@Zack Kahl
The situation across all of western Canada (coming to a GTA near you soon!) is a grossly overbuilt oversupplied condo market. So let’s play this out for a decade or so..
You’ve got condo corps where owners are watching their investment drop in value monthly, in many cases by as much or more than what their mortgage payment is. Paying $1,000 for your mortgage? Your condo likely dropped ~ $1k value last month too. So what happens for the next ten years or so? Remember, new condo builds have barely slowed at all, and in some cases (SK) haven’t slowed even a little bit. So,.. the situation will get worse.
What does this mean to your Corp? Well, it likely means the board will do their best to keep fee increases to a minimum being conscious of people’s concerns about paying $600 monthly to service a condo that used to be done for $400 monthly and now is worth 20% less than it used to be. So, some corps will freeze fees for a while. This is going to put pressure on your reserve fund more than usual.

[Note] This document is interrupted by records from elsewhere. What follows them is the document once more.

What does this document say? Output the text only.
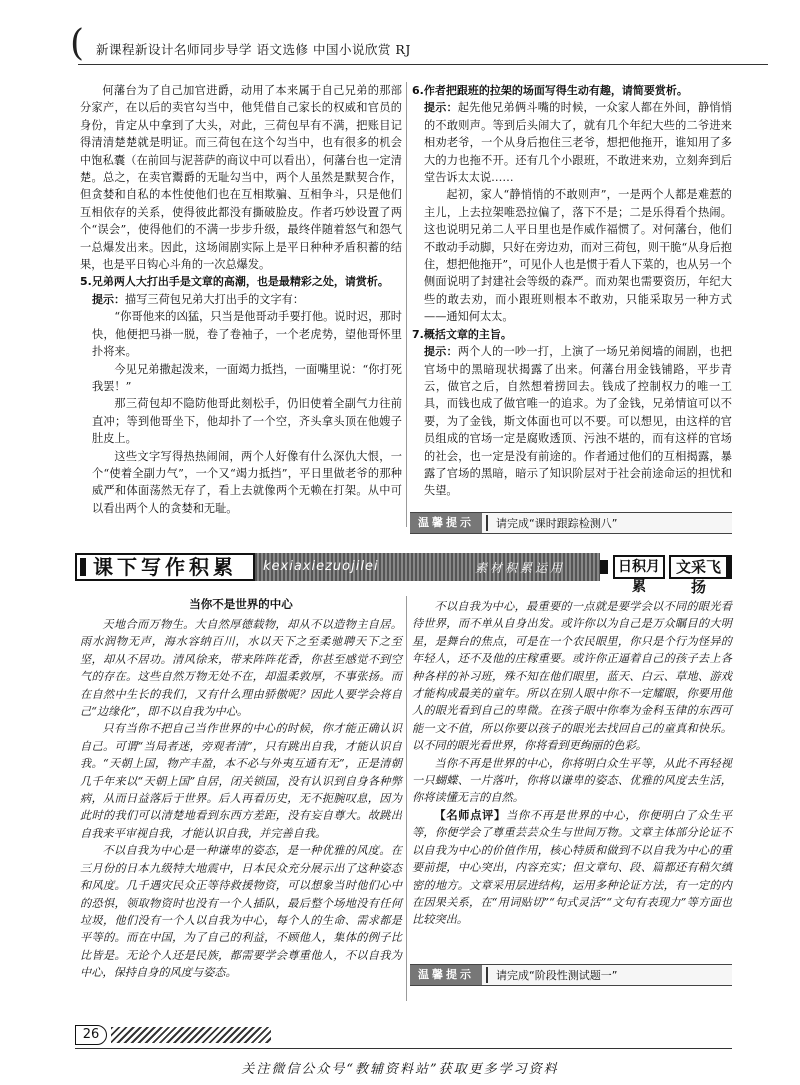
( 新课程新设计名师同步导学 语文选修 中国小说欣赏 RJ

何藩台为了自己加官进爵，动用了本来属于自己兄弟的那部分家产，在以后的卖官勾当中，他凭借自己家长的权威和官员的身份，肯定从中拿到了大头，对此，三荷包早有不满，把账目记得清清楚楚就是明证。而三荷包在这个勾当中，也有很多的机会中饱私囊（在前回与泥菩萨的商议中可以看出），何藩台也一定清楚。总之，在卖官鬻爵的无耻勾当中，两个人虽然是默契合作，但贪婪和自私的本性使他们也在互相欺骗、互相争斗，只是他们互相依存的关系，使得彼此都没有撕破脸皮。作者巧妙设置了两个“误会”，使得他们的不满一步步升级，最终伴随着怒气和怨气一总爆发出来。因此，这场闹剧实际上是平日种种矛盾积蓄的结果，也是平日钩心斗角的一次总爆发。

5.兄弟两人大打出手是文章的高潮，也是最精彩之处，请赏析。

提示：描写三荷包兄弟大打出手的文字有：

“你哥他来的凶猛，只当是他哥动手要打他。说时迟，那时快，他便把马褂一脱，卷了卷袖子，一个老虎势，望他哥怀里扑将来。

今见兄弟撒起泼来，一面竭力抵挡，一面嘴里说：“你打死我罢！”

那三荷包却不隐防他哥此刻松手，仍旧使着全副气力往前直冲；等到他哥坐下，他却扑了一个空，齐头拿头顶在他嫂子肚皮上。

这些文字写得热热闹闹，两个人好像有什么深仇大恨，一个“使着全副力气”，一个又“竭力抵挡”，平日里做老爷的那种威严和体面荡然无存了，看上去就像两个无赖在打架。从中可以看出两个人的贪婪和无耻。

6.作者把跟班的拉架的场面写得生动有趣，请简要赏析。

提示：起先他兄弟俩斗嘴的时候，一众家人都在外间，静悄悄的不敢则声。等到后头闹大了，就有几个年纪大些的二爷进来相劝老爷，一个从身后抱住三老爷，想把他拖开，谁知用了多大的力也拖不开。还有几个小跟班，不敢进来劝，立刻奔到后堂告诉太太说……

起初，家人“静悄悄的不敢则声”，一是两个人都是难惹的主儿，上去拉架唯恐拉偏了，落下不是；二是乐得看个热闹。这也说明兄弟二人平日里也是作威作福惯了。对何藩台，他们不敢动手动脚，只好在旁边劝，而对三荷包，则干脆“从身后抱住，想把他拖开”，可见仆人也是惯于看人下菜的，也从另一个侧面说明了封建社会等级的森严。而劝架也需要资历，年纪大些的敢去劝，而小跟班则根本不敢劝，只能采取另一种方式——通知何太太。

7.概括文章的主旨。

提示：两个人的一吵一打，上演了一场兄弟阋墙的闹剧，也把官场中的黑暗现状揭露了出来。何藩台用金钱铺路，平步青云，做官之后，自然想着捞回去。钱成了控制权力的唯一工具，而钱也成了做官唯一的追求。为了金钱，兄弟情谊可以不要，为了金钱，斯文体面也可以不要。可以想见，由这样的官员组成的官场一定是腐败透顶、污浊不堪的，而有这样的官场的社会，也一定是没有前途的。作者通过他们的互相揭露，暴露了官场的黑暗，暗示了知识阶层对于社会前途命运的担忧和失望。

温馨提示	请完成“课时跟踪检测八”
课下写作积累	kexiaxiezuojilei	素材积累运用	日积月累
文采飞扬
当你不是世界的中心

天地合而万物生。大自然厚德载物，却从不以造物主自居。雨水润物无声，海水容纳百川，水以天下之至柔驰聘天下之至坚，却从不居功。清风徐来，带来阵阵花香，你甚至感觉不到空气的存在。这些自然万物无处不在，却温柔敦厚，不事张扬。而在自然中生长的我们，又有什么理由骄傲呢？因此人要学会将自己“边缘化”，即不以自我为中心。

只有当你不把自己当作世界的中心的时候，你才能正确认识自己。可谓“当局者迷，旁观者清”，只有跳出自我，才能认识自我。“天朝上国，物产丰盈，本不必与外夷互通有无”，正是清朝几千年来以“天朝上国”自居，闭关锁国，没有认识到自身各种弊病，从而日益落后于世界。后人再看历史，无不扼腕叹息，因为此时的我们可以清楚地看到东西方差距，没有妄自尊大。故跳出自我来平审视自我，才能认识自我，并完善自我。

不以自我为中心是一种谦卑的姿态，是一种优雅的风度。在三月份的日本九级特大地震中，日本民众充分展示出了这种姿态和风度。几千遇灾民众正等待救援物资，可以想象当时他们心中的恐惧，领取物资时也没有一个人插队，最后整个场地没有任何垃圾，他们没有一个人以自我为中心，每个人的生命、需求都是平等的。而在中国，为了自己的利益，不顾他人，集体的例子比比皆是。无论个人还是民族，都需要学会尊重他人，不以自我为中心，保持自身的风度与姿态。

不以自我为中心，最重要的一点就是要学会以不同的眼光看待世界，而不单从自身出发。或许你以为自己是万众瞩目的大明星，是舞台的焦点，可是在一个农民眼里，你只是个行为怪异的年轻人，还不及他的庄稼重要。或许你正逼着自己的孩子去上各种各样的补习班，殊不知在他们眼里，蓝天、白云、草地、游戏才能构成最美的童年。所以在别人眼中你不一定耀眼，你要用他人的眼光看到自己的卑微。在孩子眼中你奉为金科玉律的东西可能一文不值，所以你要以孩子的眼光去找回自己的童真和快乐。以不同的眼光看世界，你将看到更绚丽的色彩。

当你不再是世界的中心，你将明白众生平等，从此不再轻视一只蝴蝶、一片落叶，你将以谦卑的姿态、优雅的风度去生活，你将读懂无言的自然。

【名师点评】当你不再是世界的中心，你便明白了众生平等，你便学会了尊重芸芸众生与世间万物。文章主体部分论证不以自我为中心的价值作用，核心特质和做到不以自我为中心的重要前提，中心突出，内容充实；但文章句、段、篇都还有稍欠缜密的地方。文章采用层进结构，运用多种论证方法，有一定的内在因果关系，在“用词贴切”“句式灵活”“文句有表现力”等方面也比较突出。

温馨提示	请完成“阶段性测试题一”
26
关注微信公众号“教辅资料站”获取更多学习资料
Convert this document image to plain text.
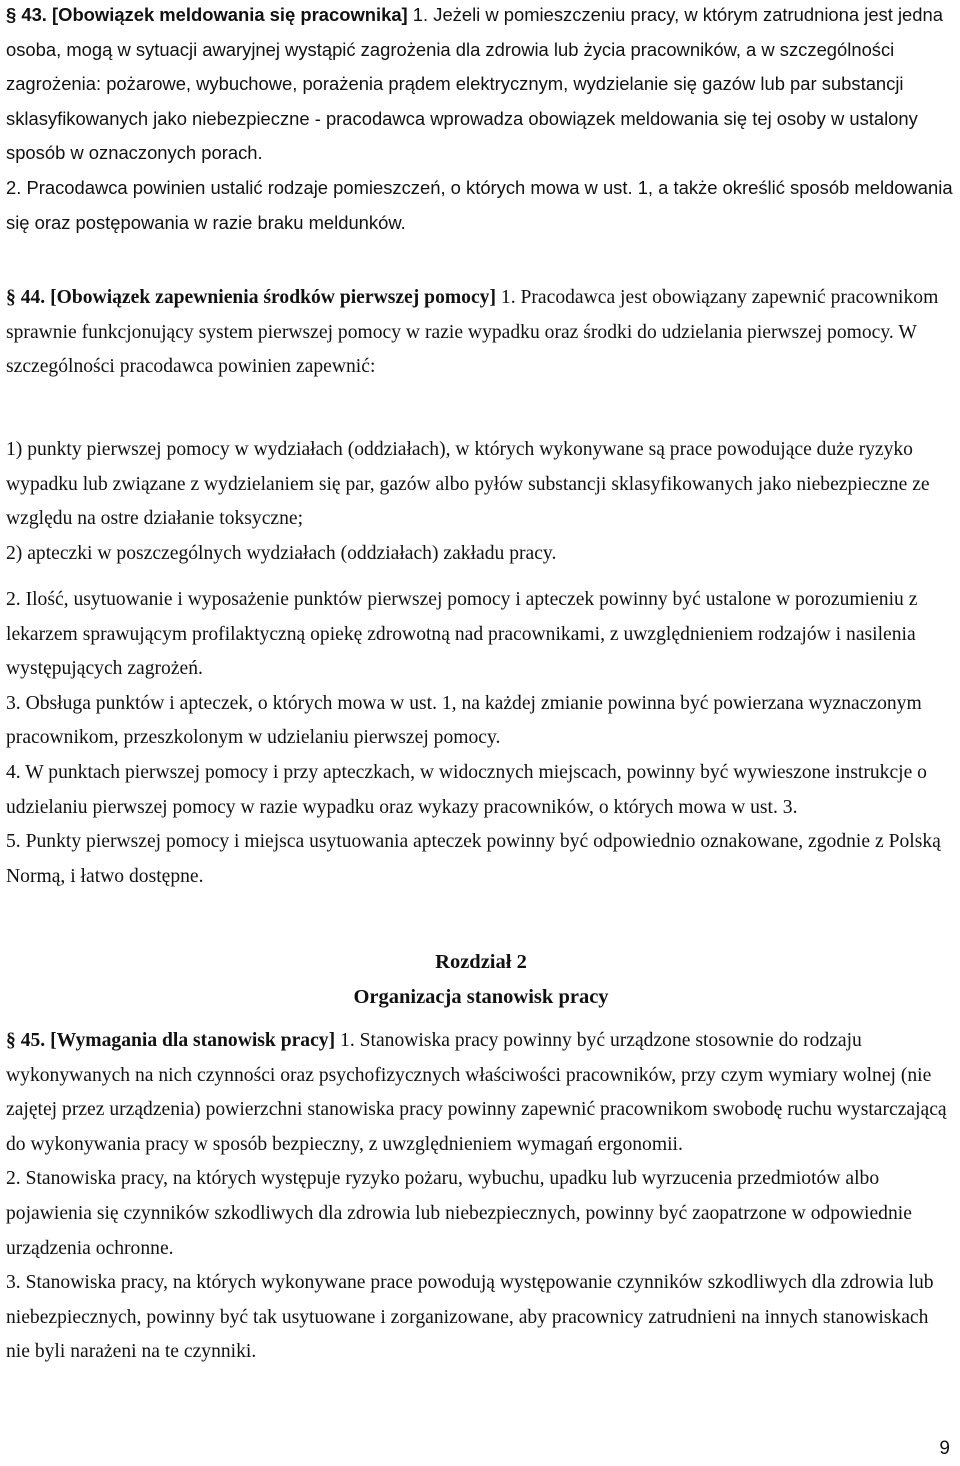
§ 43. [Obowiązek meldowania się pracownika] 1. Jeżeli w pomieszczeniu pracy, w którym zatrudniona jest jedna osoba, mogą w sytuacji awaryjnej wystąpić zagrożenia dla zdrowia lub życia pracowników, a w szczególności zagrożenia: pożarowe, wybuchowe, porażenia prądem elektrycznym, wydzielanie się gazów lub par substancji sklasyfikowanych jako niebezpieczne - pracodawca wprowadza obowiązek meldowania się tej osoby w ustalony sposób w oznaczonych porach.

2. Pracodawca powinien ustalić rodzaje pomieszczeń, o których mowa w ust. 1, a także określić sposób meldowania się oraz postępowania w razie braku meldunków.

§ 44. [Obowiązek zapewnienia środków pierwszej pomocy] 1. Pracodawca jest obowiązany zapewnić pracownikom sprawnie funkcjonujący system pierwszej pomocy w razie wypadku oraz środki do udzielania pierwszej pomocy. W szczególności pracodawca powinien zapewnić:

1) punkty pierwszej pomocy w wydziałach (oddziałach), w których wykonywane są prace powodujące duże ryzyko wypadku lub związane z wydzielaniem się par, gazów albo pyłów substancji sklasyfikowanych jako niebezpieczne ze względu na ostre działanie toksyczne;

2) apteczki w poszczególnych wydziałach (oddziałach) zakładu pracy.

2. Ilość, usytuowanie i wyposażenie punktów pierwszej pomocy i apteczek powinny być ustalone w porozumieniu z lekarzem sprawującym profilaktyczną opiekę zdrowotną nad pracownikami, z uwzględnieniem rodzajów i nasilenia występujących zagrożeń.

3. Obsługa punktów i apteczek, o których mowa w ust. 1, na każdej zmianie powinna być powierzana wyznaczonym pracownikom, przeszkolonym w udzielaniu pierwszej pomocy.

4. W punktach pierwszej pomocy i przy apteczkach, w widocznych miejscach, powinny być wywieszone instrukcje o udzielaniu pierwszej pomocy w razie wypadku oraz wykazy pracowników, o których mowa w ust. 3.

5. Punkty pierwszej pomocy i miejsca usytuowania apteczek powinny być odpowiednio oznakowane, zgodnie z Polską Normą, i łatwo dostępne.

Rozdział 2
Organizacja stanowisk pracy

§ 45. [Wymagania dla stanowisk pracy] 1. Stanowiska pracy powinny być urządzone stosownie do rodzaju wykonywanych na nich czynności oraz psychofizycznych właściwości pracowników, przy czym wymiary wolnej (nie zajętej przez urządzenia) powierzchni stanowiska pracy powinny zapewnić pracownikom swobodę ruchu wystarczającą do wykonywania pracy w sposób bezpieczny, z uwzględnieniem wymagań ergonomii.

2. Stanowiska pracy, na których występuje ryzyko pożaru, wybuchu, upadku lub wyrzucenia przedmiotów albo pojawienia się czynników szkodliwych dla zdrowia lub niebezpiecznych, powinny być zaopatrzone w odpowiednie urządzenia ochronne.

3. Stanowiska pracy, na których wykonywane prace powodują występowanie czynników szkodliwych dla zdrowia lub niebezpiecznych, powinny być tak usytuowane i zorganizowane, aby pracownicy zatrudnieni na innych stanowiskach nie byli narażeni na te czynniki.

9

Why do you care about that?
Well, because if you own a condo right now, you’re not only going to watch the value slowly decline for the next ten years but you’re going to watch the reserve slowly deplete for the next decade also. So when it comes time to exit... you’re going to have a condo valued even less than when you purchased, with little or not much of any reserve fund, and since it dropped in value monthly by something somewhat comparable to your mortgage payment (which is P&I) you’re quite likely underwater.
Super cool, right? (<—- sarcasm font)
So unless you’re buying a condo for less than what it will be worth 10 years from now and using a calculation of ~2% on a declining basis annually... I wouldn’t even consider it. Even then,.. you’re taking more risk than necessary.
When there are areas and asset classes that will be slowly appreciating, why in the world would anyone buy something that’s going to bleed you monthly?